As alegações concentram-se no chamado “lado da oferta”, isto é, os fatores que prejudicariam o investimento privado. A cobertura midiática tradicional, como de praxe, esconde o contraditório ao negar voz a economistas adeptos à realidade concreta, ao invés das fantasias liberais. Não seriam as próprias reformas e a condução da política econômica desde 2015 a raiz do problema, dados os seus efeitos deletérios sobre o “lado da demanda”?

Ainda assim, podemos examinar a questão a partir dos dois lados, enfatizando, contudo, os aspectos de demanda. Dois movimentos parecem decisivos para a saída da Ford: 1) a intensificação da concorrência; e 2) o empobrecimento do país. Vejamos.

Primeiro, a concorrência, caracterizada pela livre circulação de capitais, é atributo básico do capitalismo. Dada a natureza cíclica do sistema, é geralmente na crise que o capital se reinventa por meio dos movimentos de concentração e centralização, conhecidos desde o séc. XIX. Seria coincidência a recente fusão da Fiat-Chrysler e Peugeot-Citröen, dando origem à quarta maior fabricante de veículos do mundo, logo agora? Definitivamente, não.

É também próprio do capital migrar para mercados com maior capacidade tanto para realizar vendas como para minimizar custos, posto que o seu objetivo primordial é acumular mais capital, e não atender a quem quer que seja. Assim, sem apego. Portanto, a decisão da montadora americana Ford atende aos seus interesses frente a um mercado fortemente disputado e às condições impostas pela economia brasileira, cujo traço característico tem sido a austeridade recessiva – a política econômica do discurso único.

Isso nos leva ao segundo ponto.

De acordo com a Anfavea[2], o parque industrial brasileiro tem capacidade de produzir 5 milhões de veículos por ano. Porém, nos últimos cinco anos a produção anual oscilou entre 2 e 3 milhões de unidades. Atualmente, com utilização abaixo de 50%, se já não faz sentido realizar novos investimentos com plantas operando metade do potencial, agora há evidência da inviabilidade até de operar os investimentos que já foram realizados. Sabe-se que capital imobilizado sem utilização representa alto custo. Mas de onde vem tamanha ociosidade?

Resta pouca dúvida que vem das sucessivas retrações da economia brasileira, com o PIB ainda longe de recuperar o nível real de 2014. O resultado é um contingente crescente de desempregados, salários em queda e concentração de renda gritante. Além das consequências devastadoras sobre os indicadores sociais, o quadro econômico dos últimos anos resultou objetivamente na retração do mercado interno – sem que se pudesse contar com o mercado externo para compensar tal queda, pois mesmo antes da pandemia o crescimento do mundo já não empolgava, e agora é negativo.
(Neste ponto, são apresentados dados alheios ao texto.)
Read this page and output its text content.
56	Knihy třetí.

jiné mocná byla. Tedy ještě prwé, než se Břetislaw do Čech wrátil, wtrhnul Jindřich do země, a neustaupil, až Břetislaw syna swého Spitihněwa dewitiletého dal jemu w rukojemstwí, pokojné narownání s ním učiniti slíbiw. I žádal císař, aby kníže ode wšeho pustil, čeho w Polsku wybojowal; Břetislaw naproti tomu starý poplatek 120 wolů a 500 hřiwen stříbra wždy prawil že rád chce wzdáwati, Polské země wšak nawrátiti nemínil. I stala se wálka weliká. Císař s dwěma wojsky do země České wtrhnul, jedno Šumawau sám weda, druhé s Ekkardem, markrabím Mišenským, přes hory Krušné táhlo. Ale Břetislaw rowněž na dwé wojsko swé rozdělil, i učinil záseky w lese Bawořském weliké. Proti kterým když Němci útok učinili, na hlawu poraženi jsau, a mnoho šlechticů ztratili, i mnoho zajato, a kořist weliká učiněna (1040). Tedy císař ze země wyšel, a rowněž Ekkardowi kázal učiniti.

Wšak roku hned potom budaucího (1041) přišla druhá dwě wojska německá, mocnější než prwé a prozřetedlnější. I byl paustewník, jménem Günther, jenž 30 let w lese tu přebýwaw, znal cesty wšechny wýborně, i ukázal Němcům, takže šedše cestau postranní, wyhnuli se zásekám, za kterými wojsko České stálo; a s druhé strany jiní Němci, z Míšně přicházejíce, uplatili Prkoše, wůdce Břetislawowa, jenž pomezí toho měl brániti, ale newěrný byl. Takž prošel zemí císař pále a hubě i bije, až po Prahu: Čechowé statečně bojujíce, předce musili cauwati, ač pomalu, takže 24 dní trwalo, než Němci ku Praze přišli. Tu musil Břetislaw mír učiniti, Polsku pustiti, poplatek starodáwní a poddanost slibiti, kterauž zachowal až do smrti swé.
País continental, anteriormente visto como mercado promissor, o Brasil segue preso a um regime de estagnação econômica que insiste em ser mantido por ideólogos disfarçados de técnicos, ainda que alguns mitos tenham sido desvelados durante esta crise pandêmica e que a realidade dos fatos tenha se imposto, como no caso da Ford.

Ao contrário do que os economistas-consultores de mercado afirmam, o problema não será resolvido pelo lado da oferta, com as reformas pró-capital. É preciso atacar o desemprego e recuperar o nível de renda para reativar a demanda efetiva. Uma reforma tributária seria bem-vinda para tal propósito se tivesse impacto redistributivo favorável às classes de menor renda, com maior propensão a consumir. Mesmo assim, somente um impulso fiscal via investimento público poderia engendrar a necessária recuperação econômica, pois já sabemos o caminho do capital privado à espera da última reforma liberal.

Breno Roos é Economista, Doutor pela UFRJ. Membro do Grupo de Economia Política do Desenvolvimento (GEPD) da UFRN.

[2] Associação Nacional dos Fabricantes de Veículos Automotores.